The features such as DNA origami structure is easy to modify due to its structure controllable precise, addressability and be widely used in tumor target To pharmaceutical carrier (Chinese invention patent: a kind of preparation method of the DNA target for brain tumor to nano drug-carrying molecule, publication number: CN104645338A), signal probe (Chinese invention patent: using DNA nanometers of origami structures as the detection of signal amplifying probe Method, publication number: CN104133053A), biosensor (Chinese invention patent: the DNA paper folding nanometer based on aptamers modification Structure-nanogold biosensor and its preparation method and application, publication number: CN104962615A) etc. research fields.And it is close A little years for DNA conducting wire (Chinese invention patent: DNA guided nano granule assembles the preparation method of tree-shape wire, publication number: CN1994862A), pH response (Chinese invention patent: the preparation method of the pH sensing element based on DNA molecular change of configuration, public affairs The number of opening: CN104391119A) etc. characteristics research, and impart DNA nanostructure as nanometric circuit and prepare the unlimited of material It may.

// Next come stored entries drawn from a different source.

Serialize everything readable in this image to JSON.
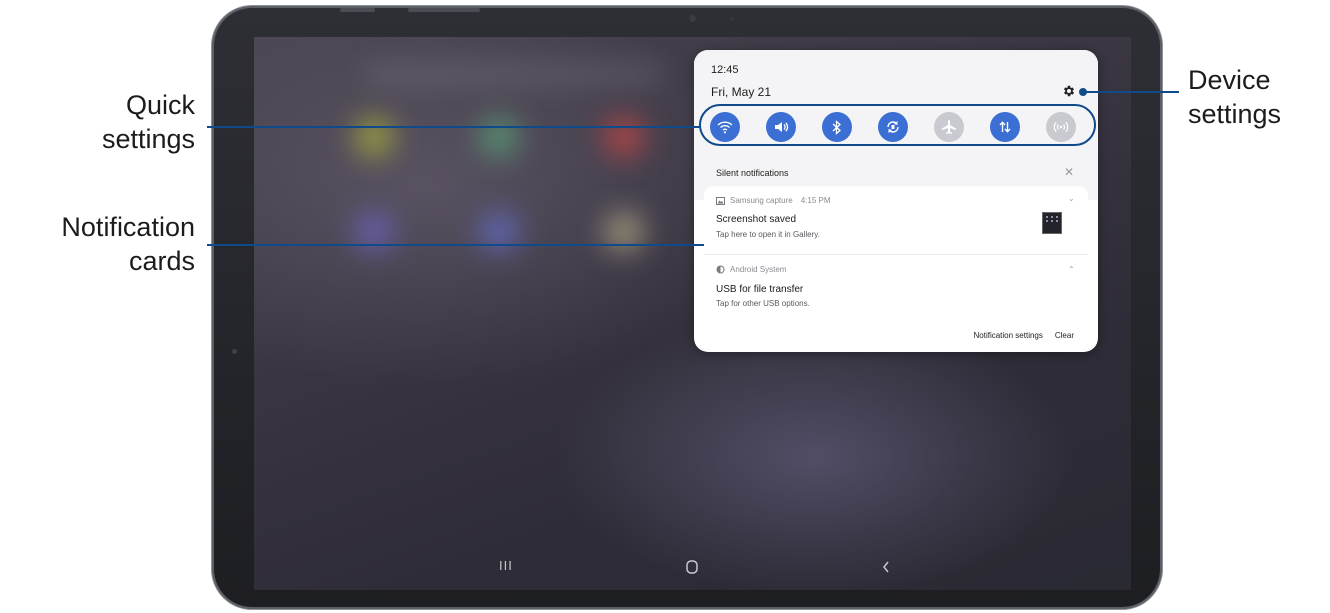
{
  "callouts": {
    "quick_settings": [
      "Quick",
      "settings"
    ],
    "notification_cards": [
      "Notification",
      "cards"
    ],
    "device_settings": [
      "Device",
      "settings"
    ]
  },
  "panel": {
    "time": "12:45",
    "date": "Fri, May 21",
    "settings_icon": "gear-icon",
    "quick_settings": [
      {
        "icon": "wifi-icon",
        "state": "on"
      },
      {
        "icon": "sound-icon",
        "state": "on"
      },
      {
        "icon": "bluetooth-icon",
        "state": "on"
      },
      {
        "icon": "auto-rotate-icon",
        "state": "on"
      },
      {
        "icon": "airplane-icon",
        "state": "off"
      },
      {
        "icon": "mobile-data-icon",
        "state": "on"
      },
      {
        "icon": "hotspot-icon",
        "state": "off"
      }
    ],
    "silent_header": "Silent notifications",
    "silent_close": "✕",
    "notifications": [
      {
        "app": "Samsung capture",
        "time": "4:15 PM",
        "title": "Screenshot saved",
        "text": "Tap here to open it in Gallery.",
        "chevron": "⌄"
      },
      {
        "app": "Android System",
        "title": "USB for file transfer",
        "text": "Tap for other USB options.",
        "chevron": "⌃"
      }
    ],
    "actions": {
      "settings": "Notification settings",
      "clear": "Clear"
    }
  },
  "navbar": {
    "recents": "III",
    "home": "home-icon",
    "back": "back-icon"
  },
  "colors": {
    "accent": "#3b6fd4",
    "callout_line": "#0f4a8a",
    "toggle_off": "#c9cacf"
  }
}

The realization of the various excellent performances of DNA nanostructure is built upon on the basis of itself structural intergrity.For The stability of DNA nanostructure, some research work both domestic and external find its in high temperature, ethyl alcohol, in the organic solvents such as toluene all Show excellent structural stability.But the problem of having one to be ignored jointly is exactly: unified standard DNA does not roll over for these researchs Paper structure is in solid liquid interface or in solution.And at present do not there is also research to be related to solid liquid interface may be to DNA paper folding The influence that structural stability generates does not have reliable research method as reference yet.
Summary of the invention
In view of the deficiencies of the prior art, it is an object of the invention to improve a kind of research interfacial effect to DNA two dimension paper folding The method of the influence of structural stability.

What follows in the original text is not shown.